Wednesday, March 16, 2011

Southern Point

Pazartesi günü güneyin incisi North Carolina'daydım. North olduğuna bakmayın, has be has güneyli, y'all diye konuşan hillbilly'lerin mekanı. Ve güney eyaleti tabii. İnci minci de değil tabii ki, amerikanın köyü, hiçbir bok yok. Gezmeye de gitmedim zaten, okul götürdü. Şu aralar gidip gidebileceğim tek seyahat olduğu için yazıya başlarken kullandığım 'geçenlerde miami'deydim' havasını affediverin. Bölümde benim dışımda herkesin Cancun'a falan gidiyor olmasının acısını atlatmaya çalışıyorum. Niye NC peki? Şimdi biz tekstil bölümüyüz ya, tekstil söz konusu olduğunda en önemli doğal kaynaklarından biri pamuk ya, Cotton Incorporated'in genel merkezi de North Carolina'da ya. O yüzden. Alabildiğine de lüzumsuz bir geziydi, sabah gün doğarken bindik uçağa, gün batarken New York'umuze geri döndük. 

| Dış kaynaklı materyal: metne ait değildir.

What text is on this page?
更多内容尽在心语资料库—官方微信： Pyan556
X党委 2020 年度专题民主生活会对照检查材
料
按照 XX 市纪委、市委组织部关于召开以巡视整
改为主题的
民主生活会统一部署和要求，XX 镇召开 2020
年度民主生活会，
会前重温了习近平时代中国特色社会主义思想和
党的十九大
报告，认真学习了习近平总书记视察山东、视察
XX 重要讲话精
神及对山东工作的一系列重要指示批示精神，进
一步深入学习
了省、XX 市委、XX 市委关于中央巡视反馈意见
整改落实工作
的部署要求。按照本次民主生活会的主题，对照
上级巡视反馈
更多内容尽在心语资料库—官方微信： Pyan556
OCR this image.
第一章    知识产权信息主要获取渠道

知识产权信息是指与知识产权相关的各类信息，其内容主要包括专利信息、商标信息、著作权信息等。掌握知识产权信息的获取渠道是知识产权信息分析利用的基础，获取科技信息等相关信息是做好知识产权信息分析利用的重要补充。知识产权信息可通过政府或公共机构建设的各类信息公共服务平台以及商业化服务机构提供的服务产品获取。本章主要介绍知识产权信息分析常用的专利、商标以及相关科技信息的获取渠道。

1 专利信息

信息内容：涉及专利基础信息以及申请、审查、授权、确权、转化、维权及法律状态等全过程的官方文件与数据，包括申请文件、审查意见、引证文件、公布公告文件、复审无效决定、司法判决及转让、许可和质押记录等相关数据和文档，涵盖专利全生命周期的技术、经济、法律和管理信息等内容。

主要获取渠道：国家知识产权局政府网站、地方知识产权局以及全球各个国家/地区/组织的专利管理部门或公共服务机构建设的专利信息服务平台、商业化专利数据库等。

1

Niye yazıyorsun bunu bloguna o zaman derseniz de bişey diyemem, haklısınız, şu anda yazmam gereken paper'ı ertelemesi dışında hiçbir işlevi de yok bu yazının. Ha, ama diyebilirim ki, haftalardır yaptığım tek değişik aktivite, sırf o yüzden bile bir yazıyı hak ediyor bence. 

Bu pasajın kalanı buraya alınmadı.